Glass-ceramics prepared from desulfurized electrolytic manganese residue and the nucleation promotion effect of calcium fluoride in glass phase transition

Abstract

Electrolytic manganese residue (EMR) is toxic industrial solid waste. Electrolytic manganese enterprises have established a desulfurization and sulfuric acid production process to address its storage risks leaving desulfurized EMR (DEMR). In this study, DEMR was used as a raw material to prepare glass-ceramics. A method of melting and one-stage heat treatment was used to realize controlled crystallization of diopside, with calcium fluoride sludge (FS) as a nucleating agent. The impact of CaF2 on the glass network structure, as well as on the microstructure and performance of the glass-ceramics, are discussed. CaF2 can greatly improve the nucleation ability of glass precursors. When the addition of FS is small, the phase transition of glass is dominated by the diffusion of atoms and growth of diopside, forming dendritic crystals.
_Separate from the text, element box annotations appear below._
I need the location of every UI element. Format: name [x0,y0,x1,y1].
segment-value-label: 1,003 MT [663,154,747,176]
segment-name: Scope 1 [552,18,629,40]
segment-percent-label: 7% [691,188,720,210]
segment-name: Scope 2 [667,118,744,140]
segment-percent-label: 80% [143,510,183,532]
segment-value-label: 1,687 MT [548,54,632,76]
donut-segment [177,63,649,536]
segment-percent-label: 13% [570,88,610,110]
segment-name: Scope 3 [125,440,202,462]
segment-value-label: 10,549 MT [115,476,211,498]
When introducing more FS, the glass-ceramics form smaller island-shaped crystals due to many nucleation sites. The prepared glass-ceramics show excellent mechanical properties and chemical stability. Its hardness exceeds 6.5 GPa, with bending strength over 110 MPa. The acid resistance of glass-ceramics is higher than 99.5%, and the toxic metals in the raw materials are stable solidified. This study perfects the technology of EMR desulfurization pretreatment, which provides an effective graded recycling approach for EMR.